"Have patience—ourselves are full
Of social wrong; and maybe wildest dreams
Are but the needful preludes of the truth.
This fine old world of ours is but a child
Yet in the go-cart. Patience! Give it time
To learn its limbs—there is a Hand that guides."

The carriage containing the happy mother and her children went merrily on its way to Bristol.

The first glory of the spring was reigning everywhere. The hedgerows were full of starry primroses, and the copses carpeted with bluebells.

Fair companies of wind flowers quivered in the gentle breeze, and the variety of foliage in the woods was almost as great as in autumn. Every shade of green shone in the sunlight, from silvery birch to emerald lime, sober elm, and russet oak, with the young tassels hanging on the birch, and the contrasting sombre dark hue of the pines, clothing the woods with surpassing beauty.

The baby, lulled by the motion of the carriage and the regular sound of the horses' hoofs, was soon in profound slumber. Little Lota and Lettice, who bore the names of the aunt and niece in the Vicar's Close, after taking some buns from their grandmother's well-filled basket, also subsided into sleep. Lota was taken by her grandmother, and Lettice, with the support of Piers' arm, had a comfortable nap. Only Falcon, in the "dickey" behind, was wide awake. He was a noble-looking boy of five years old, with fresh, blue eyes and a fair complexion. He was like his mother in features, and his grandfather in his stout, athletic build. He had a loud, childish voice, and, as he whipped the back of the carriage, he sang lustily, in a sort of monotone, which kept time with the horses' feet:

"Home—home—home to father."

His mother heard the words, and they found an echo in her heart of "Home—home to Gilbert."
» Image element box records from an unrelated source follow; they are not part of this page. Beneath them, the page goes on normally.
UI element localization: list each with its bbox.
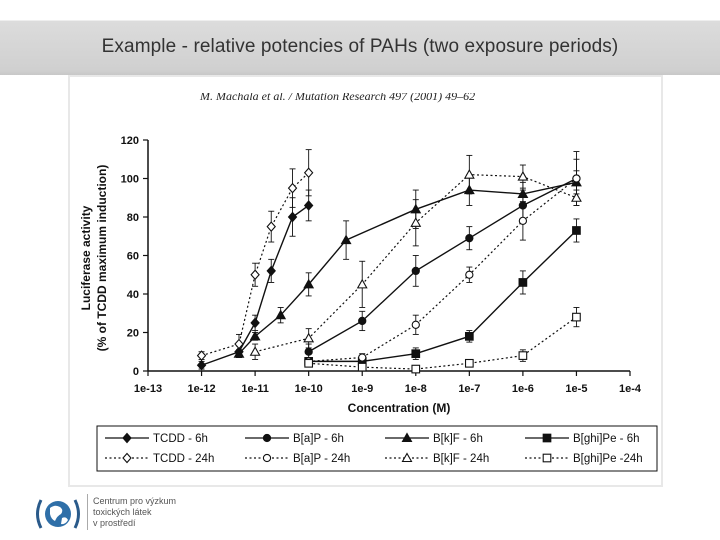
data-point bbox=[340, 234, 352, 245]
data-point bbox=[517, 188, 529, 198]
data-point bbox=[249, 346, 261, 356]
data-point bbox=[464, 358, 474, 368]
legend-marker bbox=[262, 433, 272, 443]
x-tick-label: 1e-4 bbox=[619, 383, 642, 395]
x-tick-label: 1e-10 bbox=[295, 383, 323, 395]
series-line-7 bbox=[308, 316, 577, 370]
data-point bbox=[410, 217, 422, 227]
legend-marker bbox=[542, 453, 552, 463]
data-point bbox=[303, 167, 314, 179]
data-point bbox=[411, 364, 421, 374]
data-point bbox=[464, 331, 474, 341]
x-tick-label: 1e-6 bbox=[512, 383, 534, 395]
x-tick-label: 1e-13 bbox=[134, 383, 162, 395]
x-axis-label: Concentration (M) bbox=[348, 401, 451, 415]
legend-label: B[ghi]Pe -24h bbox=[573, 453, 643, 465]
series-line-4 bbox=[201, 172, 310, 357]
y-tick-label: 120 bbox=[121, 135, 139, 147]
data-point bbox=[250, 317, 260, 329]
data-point bbox=[518, 351, 528, 360]
x-tick-label: 1e-12 bbox=[187, 383, 215, 395]
data-point bbox=[572, 174, 581, 183]
legend-marker bbox=[401, 452, 413, 463]
data-point bbox=[358, 353, 367, 362]
legend-label: B[a]P - 6h bbox=[293, 433, 344, 445]
legend-box bbox=[96, 425, 658, 472]
logo-divider bbox=[87, 494, 88, 530]
legend-label: B[a]P - 24h bbox=[293, 453, 350, 465]
data-point bbox=[518, 216, 528, 225]
series-line-3 bbox=[308, 229, 577, 363]
x-tick-label: 1e-5 bbox=[565, 383, 587, 395]
data-point bbox=[358, 316, 367, 326]
data-point bbox=[571, 192, 582, 202]
data-point bbox=[196, 359, 207, 371]
series-line-5 bbox=[308, 178, 577, 362]
data-point bbox=[411, 266, 420, 276]
legend-label: B[ghi]Pe - 6h bbox=[573, 433, 639, 445]
y-tick-label: 0 bbox=[133, 366, 139, 378]
data-point bbox=[249, 330, 261, 341]
data-point bbox=[572, 312, 581, 322]
logo-line-1: Centrum pro výzkum bbox=[93, 496, 177, 506]
legend-label: TCDD - 24h bbox=[153, 453, 214, 465]
x-tick-label: 1e-9 bbox=[351, 383, 373, 395]
data-point bbox=[465, 270, 474, 279]
y-axis-label-line-2: (% of TCDD maximum induction) bbox=[95, 165, 109, 352]
legend-label: TCDD - 6h bbox=[153, 433, 208, 445]
legend-marker bbox=[122, 432, 132, 444]
logo-text: Centrum pro výzkum toxických látek v pro… bbox=[93, 496, 176, 529]
data-point bbox=[196, 350, 207, 361]
data-point bbox=[287, 182, 298, 194]
data-point bbox=[517, 170, 529, 181]
y-tick-label: 80 bbox=[127, 212, 139, 224]
y-axis-label-line-1: Luciferase activity bbox=[79, 205, 93, 310]
data-point bbox=[304, 347, 313, 356]
data-point bbox=[234, 338, 244, 350]
data-point bbox=[463, 169, 475, 179]
series-line-1 bbox=[308, 177, 577, 353]
x-tick-label: 1e-7 bbox=[458, 383, 480, 395]
legend-label: B[k]F - 6h bbox=[433, 433, 483, 445]
data-point bbox=[303, 278, 315, 289]
data-point bbox=[303, 200, 314, 211]
data-point bbox=[250, 269, 260, 281]
data-point bbox=[411, 349, 421, 359]
logo-line-2: toxických látek bbox=[93, 507, 152, 517]
y-tick-label: 100 bbox=[121, 174, 139, 186]
data-point bbox=[356, 278, 368, 289]
data-point bbox=[572, 226, 581, 235]
citation-crop bbox=[195, 85, 530, 93]
data-point bbox=[287, 211, 298, 223]
legend-marker bbox=[122, 452, 132, 464]
recetox-logo bbox=[33, 494, 83, 534]
x-tick-label: 1e-8 bbox=[405, 383, 427, 395]
x-tick-label: 1e-11 bbox=[241, 383, 269, 395]
slide-title: Example - relative potencies of PAHs (tw… bbox=[101, 36, 619, 57]
y-tick-label: 40 bbox=[127, 289, 139, 301]
legend-marker bbox=[401, 432, 413, 443]
y-tick-label: 60 bbox=[127, 251, 139, 263]
globe-logo-icon bbox=[36, 499, 80, 529]
data-point bbox=[518, 278, 528, 287]
data-point bbox=[303, 332, 315, 343]
data-point bbox=[275, 309, 287, 320]
data-point bbox=[266, 265, 276, 277]
y-tick-label: 20 bbox=[127, 328, 139, 340]
legend-label: B[k]F - 24h bbox=[433, 453, 489, 465]
logo-line-3: v prostředí bbox=[93, 518, 136, 528]
legend-marker bbox=[542, 433, 552, 443]
data-point bbox=[266, 221, 276, 232]
data-point bbox=[411, 320, 420, 329]
slide-header bbox=[0, 0, 720, 75]
legend-marker bbox=[262, 453, 272, 463]
data-point bbox=[357, 362, 367, 372]
data-point bbox=[465, 234, 474, 243]
data-point bbox=[304, 358, 314, 368]
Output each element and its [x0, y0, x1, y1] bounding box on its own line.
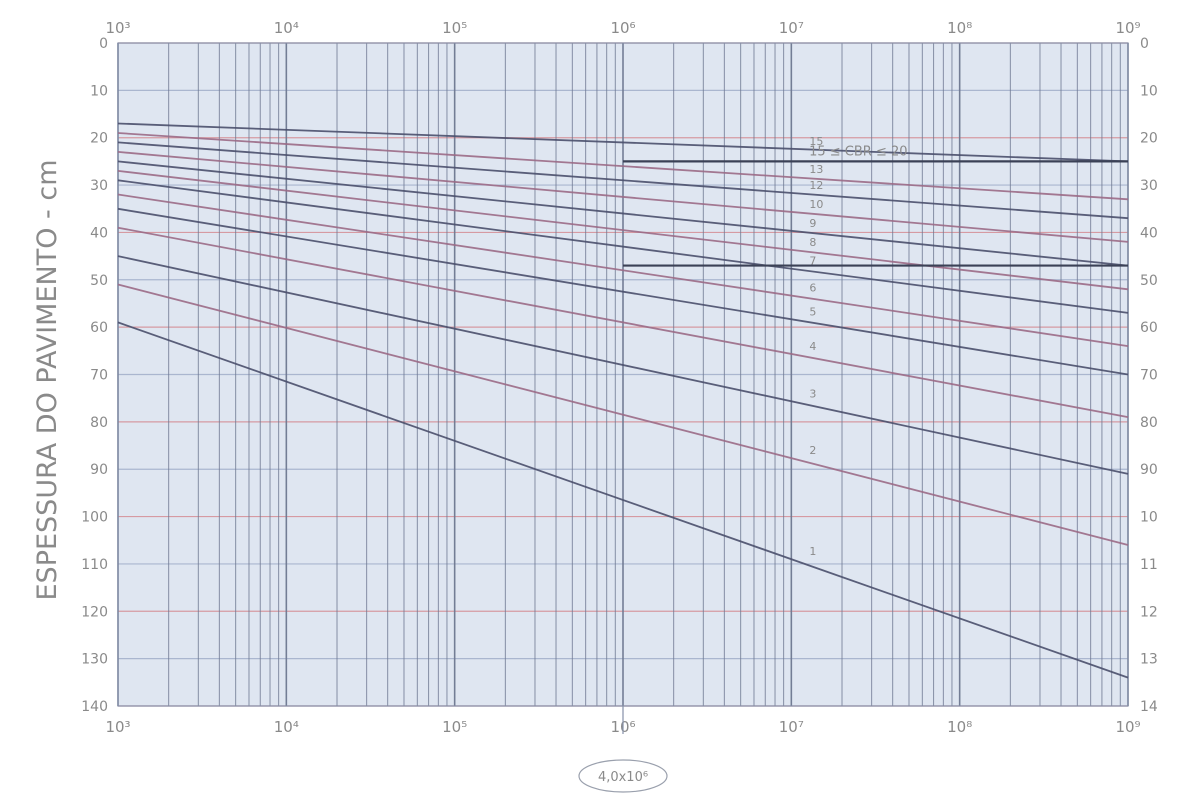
series-label-3: 3: [809, 387, 816, 400]
y-tick-label-left: 100: [81, 510, 108, 526]
series-line-cbr-9: [117, 160, 1129, 267]
series-line-cbr-7: [117, 179, 1129, 314]
x-tick-label-top: 10³: [105, 19, 130, 37]
y-tick-label-right: 10: [1140, 510, 1158, 526]
y-tick-label-right: 10: [1140, 83, 1158, 99]
x-tick-label-bottom: 10⁵: [442, 718, 467, 736]
y-tick-label-left: 110: [81, 557, 108, 573]
x-tick-label-top: 10⁹: [1115, 19, 1140, 37]
axes-layer: 0 0 10 10 20 20 30 30 40 40 50 50 60 60 70 70 80 80 90 90 10…: [81, 19, 1158, 793]
series-label-15: 15: [809, 135, 823, 148]
y-tick-label-left: 90: [90, 462, 108, 478]
series-label-7: 7: [809, 255, 816, 268]
y-tick-label-right: 11: [1140, 557, 1158, 573]
y-tick-label-right: 40: [1140, 225, 1158, 241]
x-tick-label-top: 10⁸: [947, 19, 972, 37]
series-label-1: 1: [809, 545, 816, 558]
y-tick-label-left: 0: [99, 36, 108, 52]
y-axis-title: ESPESSURA DO PAVIMENTO - cm: [32, 159, 63, 600]
label-layer: 15 13 12 10 9 8 7 6 5 4 3 2 1 15 ≤ CBR ≤ 20: [809, 135, 907, 558]
y-tick-label-right: 14: [1140, 699, 1158, 715]
series-layer: [117, 122, 1129, 679]
y-tick-label-right: 50: [1140, 273, 1158, 289]
series-line-cbr-3: [117, 255, 1129, 475]
x-tick-label-bottom: 10³: [105, 718, 130, 736]
series-label-4: 4: [809, 340, 816, 353]
series-label-10: 10: [809, 198, 823, 211]
annotation-label: 15 ≤ CBR ≤ 20: [809, 144, 907, 159]
series-label-13: 13: [809, 163, 823, 176]
y-tick-label-right: 13: [1140, 652, 1158, 668]
series-line-cbr-1: [117, 321, 1129, 679]
y-tick-label-left: 130: [81, 652, 108, 668]
y-tick-label-left: 50: [90, 273, 108, 289]
x-tick-label-bottom: 10⁸: [947, 718, 972, 736]
x-tick-label-bottom: 10⁷: [779, 718, 804, 736]
series-label-9: 9: [809, 217, 816, 230]
x-tick-label-top: 10⁷: [779, 19, 804, 37]
y-tick-label-left: 30: [90, 178, 108, 194]
series-line-cbr-13: [117, 132, 1129, 201]
series-label-2: 2: [809, 444, 816, 457]
x-marker-label: 4,0x10⁶: [598, 770, 648, 785]
x-tick-label-top: 10⁵: [442, 19, 467, 37]
series-line-cbr-12: [117, 141, 1129, 220]
series-label-5: 5: [809, 305, 816, 318]
y-tick-label-left: 10: [90, 83, 108, 99]
x-tick-label-bottom: 10⁹: [1115, 718, 1140, 736]
x-tick-label-top: 10⁴: [274, 19, 299, 37]
x-tick-label-bottom: 10⁴: [274, 718, 299, 736]
x-marker-ellipse: [578, 759, 668, 793]
y-tick-label-left: 60: [90, 320, 108, 336]
series-label-12: 12: [809, 179, 823, 192]
y-tick-label-left: 140: [81, 699, 108, 715]
x-tick-label-top: 10⁶: [610, 19, 635, 37]
y-tick-label-left: 40: [90, 225, 108, 241]
y-tick-label-right: 80: [1140, 415, 1158, 431]
segment-layer: [623, 160, 1128, 267]
series-line-cbr-15: [117, 122, 1129, 163]
y-tick-label-right: 20: [1140, 131, 1158, 147]
y-tick-label-right: 12: [1140, 604, 1158, 620]
series-line-cbr-6: [117, 193, 1129, 347]
series-line-cbr-2: [117, 283, 1129, 546]
series-line-cbr-8: [117, 170, 1129, 291]
series-label-8: 8: [809, 236, 816, 249]
series-line-cbr-5: [117, 207, 1129, 376]
y-tick-label-right: 70: [1140, 368, 1158, 384]
y-tick-label-right: 60: [1140, 320, 1158, 336]
series-label-6: 6: [809, 282, 816, 295]
y-tick-label-left: 80: [90, 415, 108, 431]
y-tick-label-right: 90: [1140, 462, 1158, 478]
series-line-cbr-10: [117, 151, 1129, 243]
y-tick-label-right: 30: [1140, 178, 1158, 194]
y-tick-label-left: 20: [90, 131, 108, 147]
y-tick-label-right: 0: [1140, 36, 1149, 52]
y-tick-label-left: 70: [90, 368, 108, 384]
series-line-cbr-4: [117, 226, 1129, 418]
y-tick-label-left: 120: [81, 604, 108, 620]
Joyce's girlish loveliness had developed into the matured beauty of the mother, which is always so attractive. Her face shone with that soft light of motherhood and happy wifehood which we look for in vain on many faces which are beautiful, but lack something. Her own mother acknowledged the charm, and often thought how much dearer and more beautiful Joyce had become in her eyes since her marriage, and how the father who had loved her so dearly would have rejoiced to see her now.

This thought was in her mind when Joyce said:

"Is not Lota too heavy for you, mother? Shall we change? Let me give you baby."